Não seria inconveniente lembrar isto aos senhores incendiários de uma nova guerra.

A tarefa consiste em elevar a capacidade de defesa do nosso país, levantar a nossa economia nacional, melhorar a nossa indústria, militar e não militar, elevar a vigilância dos operários, camponeses e soldados vermelhos, do nosso país, retemperando neles a vontade de defender a pátria socialista e liquidando o relaxamento que, infelizmente, ainda está longe de ter sido liquidado.

A tarefa consiste em reforçar a nossa retaguarda e limpá-la do que é mau, não recuando diante da repressão contra os “mais luminosos” terroristas e incendiários de nossas fábricas e usinas, pois a defesa do nosso país é impossível sem uma sólida retaguarda revolucionária.

Recentemente, foi recebido um protesto de certos líderes do movimento operário inglês, Lansbury, Maxton e Brockway, por causa do fuzilamento de vinte terroristas e incendiários, príncipes russos e nobres. Não posso considerar estes líderes do movimento operário inglês, como inimigos da URSS. Mas são piores que os inimigos.

São piores que os inimigos, pois, intitulando-se amigos da URSS facilitam, no entanto, com seu protesto, os proprietários rurais russos e os agentes da polícia inglesa, organizarem também no futuro o assassinato de representantes da URSS.

São piores que os inimigos, pois, com seu protesto, fazem as coisas de tal forma que os operários da URSS se encontrem desarmados diante dos seus malditos inimigos.

São piores que os inimigos, pois não querem compreender que o fuzilamento de vinte “dos mais luminosos” é uma medida necessária de auto-defesa da revolução.

Não é por acaso que dizem: “livre-nos Deus desses amigos, que nós nos livraremos dos nossos inimigos”.

Quanto ao fuzilamento de vinte “luminosos”, saibam os inimigos internos e externos da URSS, que a ditadura proletária na URSS vive, e o seu punho é firme.

Depois de tudo isto, que dizer sobre a nossa infeliz oposição, em ligação com seus novos ataques ao Partido, diante da ameaça de uma nova guerra? Que dizer sobre o fato de que essa mesma oposição achou preferível reforçar seus ataques ao Partido, por ocasião da ameaça de guerra? Que pode haver de bom no fato de que, em lugar de congregar-se em torno do Partido contra a ameaça externa, ela achou preferível utilizar as dificuldades da situação da URSS para novas agressões ao Partido? Será possível que a oposição seja contrária à vitória da URSS nos futuros combates contra o imperialismo, seja contrária à elevação da capacidade de defesa da União Soviética seja contrária ao reforçamento da nossa retaguarda? Ou, talvez, seja covardia diante das novas dificuldades, deserção, desejo de escapar à responsabilidade, encoberto pelo estridor de frases de esquerda?

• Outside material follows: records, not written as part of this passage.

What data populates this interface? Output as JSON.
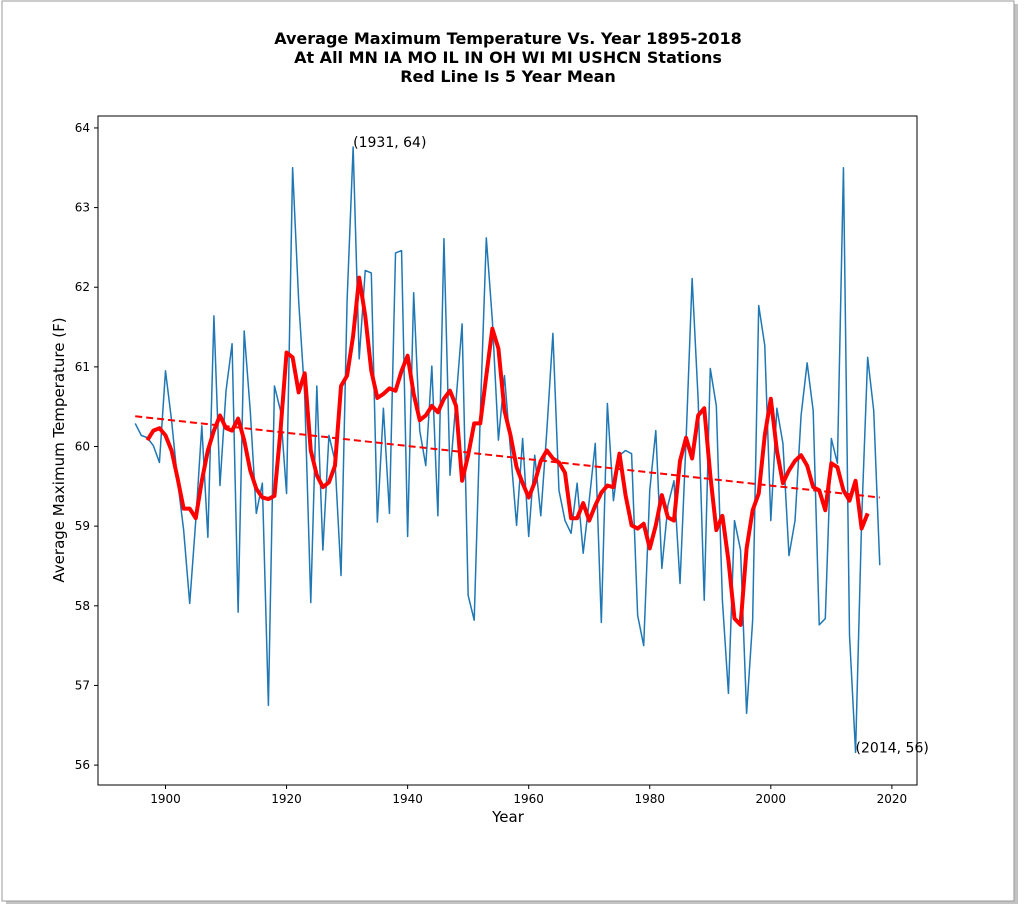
{
  "chart_data": {
    "type": "line",
    "title": [
      "Average Maximum Temperature Vs. Year 1895-2018",
      "At All MN IA MO IL IN OH WI MI USHCN Stations",
      "Red Line Is 5 Year Mean"
    ],
    "xlabel": "Year",
    "ylabel": "Average Maximum Temperature (F)",
    "x": [
      1895,
      1896,
      1897,
      1898,
      1899,
      1900,
      1901,
      1902,
      1903,
      1904,
      1905,
      1906,
      1907,
      1908,
      1909,
      1910,
      1911,
      1912,
      1913,
      1914,
      1915,
      1916,
      1917,
      1918,
      1919,
      1920,
      1921,
      1922,
      1923,
      1924,
      1925,
      1926,
      1927,
      1928,
      1929,
      1930,
      1931,
      1932,
      1933,
      1934,
      1935,
      1936,
      1937,
      1938,
      1939,
      1940,
      1941,
      1942,
      1943,
      1944,
      1945,
      1946,
      1947,
      1948,
      1949,
      1950,
      1951,
      1952,
      1953,
      1954,
      1955,
      1956,
      1957,
      1958,
      1959,
      1960,
      1961,
      1962,
      1963,
      1964,
      1965,
      1966,
      1967,
      1968,
      1969,
      1970,
      1971,
      1972,
      1973,
      1974,
      1975,
      1976,
      1977,
      1978,
      1979,
      1980,
      1981,
      1982,
      1983,
      1984,
      1985,
      1986,
      1987,
      1988,
      1989,
      1990,
      1991,
      1992,
      1993,
      1994,
      1995,
      1996,
      1997,
      1998,
      1999,
      2000,
      2001,
      2002,
      2003,
      2004,
      2005,
      2006,
      2007,
      2008,
      2009,
      2010,
      2011,
      2012,
      2013,
      2014,
      2015,
      2016,
      2017,
      2018
    ],
    "series": [
      {
        "color": "#1f77b4",
        "linewidth": 1.5,
        "linestyle": "solid",
        "values": [
          60.29,
          60.14,
          60.11,
          60.01,
          59.8,
          60.95,
          60.33,
          59.57,
          58.95,
          58.03,
          59.07,
          60.26,
          58.86,
          61.64,
          59.51,
          60.7,
          61.29,
          57.92,
          61.45,
          60.45,
          59.16,
          59.54,
          56.75,
          60.76,
          60.45,
          59.41,
          63.5,
          61.83,
          60.64,
          58.04,
          60.76,
          58.7,
          60.14,
          59.82,
          58.38,
          61.83,
          63.76,
          61.1,
          62.21,
          62.18,
          59.05,
          60.48,
          59.16,
          62.43,
          62.46,
          58.87,
          61.93,
          60.2,
          59.76,
          61.01,
          59.13,
          62.61,
          59.64,
          60.58,
          61.54,
          58.13,
          57.82,
          60.39,
          62.62,
          61.58,
          60.08,
          60.89,
          59.95,
          59.01,
          60.1,
          58.87,
          59.89,
          59.13,
          60.2,
          61.42,
          59.45,
          59.07,
          58.91,
          59.54,
          58.66,
          59.32,
          60.04,
          57.79,
          60.54,
          59.32,
          59.89,
          59.95,
          59.91,
          57.88,
          57.5,
          59.45,
          60.2,
          58.47,
          59.26,
          59.57,
          58.28,
          60.08,
          62.11,
          60.58,
          58.07,
          60.98,
          60.51,
          58.07,
          56.9,
          59.07,
          58.7,
          56.65,
          57.82,
          61.77,
          61.27,
          59.07,
          60.48,
          60.04,
          58.63,
          59.07,
          60.39,
          61.05,
          60.45,
          57.76,
          57.84,
          60.1,
          59.79,
          63.5,
          57.63,
          56.16,
          59.07,
          61.12,
          60.45,
          58.51
        ]
      },
      {
        "color": "#ff0000",
        "linewidth": 4,
        "linestyle": "solid",
        "values": [
          null,
          null,
          60.08,
          60.2,
          60.23,
          60.14,
          59.95,
          59.6,
          59.22,
          59.22,
          59.1,
          59.57,
          59.95,
          60.2,
          60.39,
          60.23,
          60.2,
          60.35,
          60.08,
          59.7,
          59.47,
          59.36,
          59.34,
          59.38,
          60.2,
          61.18,
          61.12,
          60.68,
          60.92,
          59.95,
          59.64,
          59.49,
          59.55,
          59.76,
          60.76,
          60.89,
          61.39,
          62.12,
          61.64,
          60.95,
          60.61,
          60.66,
          60.73,
          60.7,
          60.95,
          61.14,
          60.66,
          60.33,
          60.39,
          60.51,
          60.43,
          60.6,
          60.7,
          60.51,
          59.57,
          59.89,
          60.29,
          60.29,
          60.89,
          61.48,
          61.23,
          60.45,
          60.14,
          59.74,
          59.54,
          59.36,
          59.55,
          59.82,
          59.95,
          59.85,
          59.8,
          59.67,
          59.1,
          59.1,
          59.29,
          59.07,
          59.26,
          59.42,
          59.51,
          59.49,
          59.91,
          59.39,
          59.01,
          58.97,
          59.03,
          58.72,
          59.01,
          59.39,
          59.11,
          59.07,
          59.82,
          60.11,
          59.85,
          60.39,
          60.48,
          59.64,
          58.95,
          59.13,
          58.57,
          57.84,
          57.76,
          58.72,
          59.2,
          59.41,
          60.14,
          60.6,
          59.95,
          59.54,
          59.7,
          59.82,
          59.89,
          59.76,
          59.49,
          59.45,
          59.2,
          59.79,
          59.74,
          59.45,
          59.32,
          59.57,
          58.97,
          59.16,
          null,
          null
        ]
      },
      {
        "color": "#ff0000",
        "linewidth": 2,
        "linestyle": "dashed",
        "x": [
          1895,
          2018
        ],
        "values": [
          60.38,
          59.36
        ]
      }
    ],
    "annotations": [
      {
        "text": "(1931, 64)",
        "x": 1931,
        "y": 63.76
      },
      {
        "text": "(2014, 56)",
        "x": 2014,
        "y": 56.16
      }
    ],
    "xlim": [
      1888.85,
      2024.15
    ],
    "ylim": [
      55.75,
      64.15
    ],
    "xticks": [
      1900,
      1920,
      1940,
      1960,
      1980,
      2000,
      2020
    ],
    "yticks": [
      56,
      57,
      58,
      59,
      60,
      61,
      62,
      63,
      64
    ]
  }
}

                                                            II — Sobre a China

AGORA que a revolução na China entrou em um novo período de desenvolvimento, podemos fazer um certo balanço do caminho percorrido e encarar a questão da verificação da linha da Internacional Comunista na China.

Existem alguns princípios táticos do leninismo, sem os quais são impossíveis a direção justa da revolução e a verificação da linha da Internacional Comunista na China. Nossos oposicionistas esqueceram, há muito tempo, estes princípios. Mas, exatamente porque a oposição sofre de esquecimento, é necessário lembrá-la, mais uma vez.

Tenho em vista os seguintes princípios táticos do leninismo:

— o princípio que tem em conta, obrigatoriamente, o que há de nacionalmente particular e nacionalmente específico em cada país em separado, na elaboração das diretivas da Internacional Comunista para o movimento operário desses países;
— o princípio da utilização obrigatória, pelo Partido Comunista de cada país, da mínima possibilidade de assegurar ao proletariado um aliado de massa, embora temporário, vacilante, pouco sólido, inseguro;
— o princípio que tem em conta, obrigatoriamente, esta verdade — para a educação política das massas de milhões, não bastam unicamente a propaganda e a agitação, para isto é necessária também a experiência política das próprias massas.
Penso que é necessário levar em conta esses princípios táticos do leninismo, sem o que é impossível a verificação marxista da linha da Internacional Comunista na revolução chinesa.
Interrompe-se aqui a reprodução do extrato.